Le tractus réticulospinal, en conjonction avec le tractus vestibulospinal, comprend le système moteur descendant médial (Lawrence et Kuypers, 1968). L’importance de ces systèmes est illustrée par des expériences chez des primates non humains montrant que des lésions bilatérales des voies motrices descendantes latérales (voies corticospinales) ont entraîné une période immédiate de paralysie flasque, mais celle-ci a ensuite été suivie d’une reprise marquée du contrôle postural, de la locomotion et de l’atteinte tandis que des troubles chroniques du contrôle des mouvements de la main subsistaient (Lawrence et Kuypers, 1968).

Le tractus réticulospinal latéral (médullaire) provient principalement des axones des neurones du noyau reticularis gigantocellularis, tandis que le tractus réticulospinal médial (pontin) provient du noyau reticularis pontis, pars oralis et pars caudalis (Carpenter, 1991). Les axones des neurones réticulospinaux de la formation réticulaire pontine descendent initialement de manière bilatérale à travers le champ tegmental médullaire, puis continuent ipsilatéralement via le funicule ventral de la moelle épinière et comprennent le tractus réticulospinal médial. Les projections de la formation réticulospinale médullaire descendent bilatéralement (bien que le tractus ipsilatéral prédomine) juste latéralement au fascicule longitudinal médial, puis pénètrent dans la moelle épinière et se joignent aux fibres pontines qui composent le tractus réticulospinal médial ou se déplacent via le funicule ventrolatéral dans le tractus réticulospinal latéral (Carpenter, 1991). Un sous-ensemble de neurones réticulospinaux établit des connexions monosynaptiques sur les motoneurones alpha et gamma de la corne ventrale (lamina IX), tandis que la majorité se termine sur les interneurones prémoteurs de la zone intermédiaire de la moelle épinière (lamines VII et VIII).
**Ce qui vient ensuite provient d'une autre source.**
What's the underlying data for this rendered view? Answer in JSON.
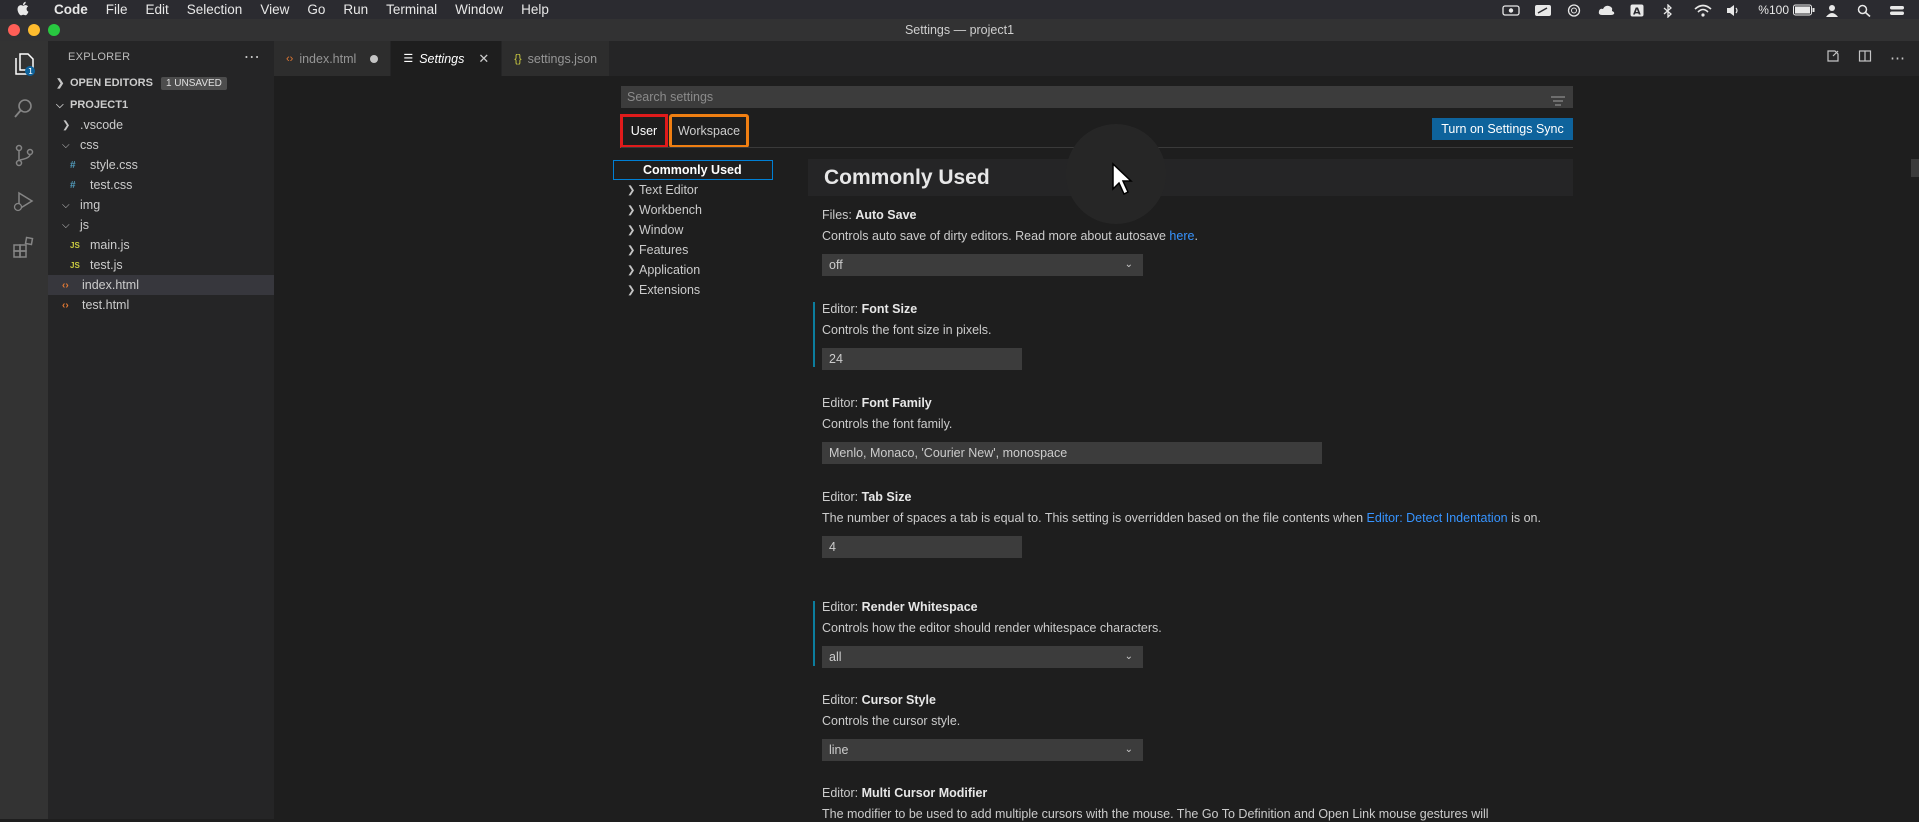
{
  "menubar": {
    "app": "Code",
    "items": [
      "File",
      "Edit",
      "Selection",
      "View",
      "Go",
      "Run",
      "Terminal",
      "Window",
      "Help"
    ],
    "battery": "%100"
  },
  "window": {
    "title": "Settings — project1"
  },
  "sidebar": {
    "header": "EXPLORER",
    "open_editors": {
      "label": "OPEN EDITORS",
      "badge": "1 UNSAVED"
    },
    "project": "PROJECT1",
    "tree": [
      {
        "label": ".vscode",
        "kind": "folder-closed",
        "indent": 1
      },
      {
        "label": "css",
        "kind": "folder-open",
        "indent": 1
      },
      {
        "label": "style.css",
        "kind": "css",
        "indent": 2
      },
      {
        "label": "test.css",
        "kind": "css",
        "indent": 2
      },
      {
        "label": "img",
        "kind": "folder-open",
        "indent": 1
      },
      {
        "label": "js",
        "kind": "folder-open",
        "indent": 1
      },
      {
        "label": "main.js",
        "kind": "js",
        "indent": 2
      },
      {
        "label": "test.js",
        "kind": "js",
        "indent": 2
      },
      {
        "label": "index.html",
        "kind": "html",
        "indent": 1,
        "selected": true
      },
      {
        "label": "test.html",
        "kind": "html",
        "indent": 1
      }
    ]
  },
  "tabs": [
    {
      "label": "index.html",
      "icon": "html-icon",
      "state": "dirty"
    },
    {
      "label": "Settings",
      "icon": "settings-icon",
      "state": "active"
    },
    {
      "label": "settings.json",
      "icon": "json-icon",
      "state": "normal"
    }
  ],
  "settings": {
    "search_placeholder": "Search settings",
    "scope_user": "User",
    "scope_workspace": "Workspace",
    "sync_button": "Turn on Settings Sync",
    "toc": [
      "Commonly Used",
      "Text Editor",
      "Workbench",
      "Window",
      "Features",
      "Application",
      "Extensions"
    ],
    "category": "Commonly Used",
    "items": {
      "auto_save": {
        "prefix": "Files: ",
        "name": "Auto Save",
        "desc": "Controls auto save of dirty editors. Read more about autosave ",
        "link": "here",
        "desc_end": ".",
        "value": "off"
      },
      "font_size": {
        "prefix": "Editor: ",
        "name": "Font Size",
        "desc": "Controls the font size in pixels.",
        "value": "24"
      },
      "font_family": {
        "prefix": "Editor: ",
        "name": "Font Family",
        "desc": "Controls the font family.",
        "value": "Menlo, Monaco, 'Courier New', monospace"
      },
      "tab_size": {
        "prefix": "Editor: ",
        "name": "Tab Size",
        "desc": "The number of spaces a tab is equal to. This setting is overridden based on the file contents when ",
        "link": "Editor: Detect Indentation",
        "desc_end": " is on.",
        "value": "4"
      },
      "render_whitespace": {
        "prefix": "Editor: ",
        "name": "Render Whitespace",
        "desc": "Controls how the editor should render whitespace characters.",
        "value": "all"
      },
      "cursor_style": {
        "prefix": "Editor: ",
        "name": "Cursor Style",
        "desc": "Controls the cursor style.",
        "value": "line"
      },
      "multi_cursor": {
        "prefix": "Editor: ",
        "name": "Multi Cursor Modifier",
        "desc": "The modifier to be used to add multiple cursors with the mouse. The Go To Definition and Open Link mouse gestures will"
      }
    }
  },
  "colors": {
    "accent_blue": "#0e639c",
    "link": "#3794ff",
    "user_outline": "#e01b1b",
    "workspace_outline": "#f07f12"
  }
}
Des entrées parallèles aux motoneurones alpha et gamma fournissent au système réticulospinal les moyens de moduler la sensibilité à l’étirement musculaire conformément aux exigences de la tâche.

Notre compréhension de l’organisation topographique et fonctionnelle de la formation réticulaire pontomédullairement médiale a été largement dérivée d’études de stimulation chimique ou électrique chez le chat (Grillner et al., 1968). Deux zones ont été décrites qui diffèrent en ce qui concerne les effets de la stimulation sur l’activité des motoneurones spinaux. La stimulation dans la région dorsorostrale du noyau reticularis gigantocellularis et la formation réticulaire pontine caudale évoquent principalement des potentiels postsynaptiques excitateurs monosynaptiques dans les motoneurones des muscles axiaux et fléchisseurs et extenseurs des membres (les réponses étaient les plus répandues dans les muscles proximaux) (Grillner et al., 1968; Jankowska et coll., 1968; Riddle et coll., 2009; Frigon, 2017). En revanche, la stimulation dans des régions plus ventrocaudales du noyau reticularis gigantocellularis était le plus souvent associée à une inhibition di- et multisynaptique des motoneurones spinaux. Ces deux zones ont été supposées jouer un rôle dans le maintien de la posture et la régulation du tonus musculaire à la fois pendant les comportements éveillés et le sommeil (Takakusaki, 2017).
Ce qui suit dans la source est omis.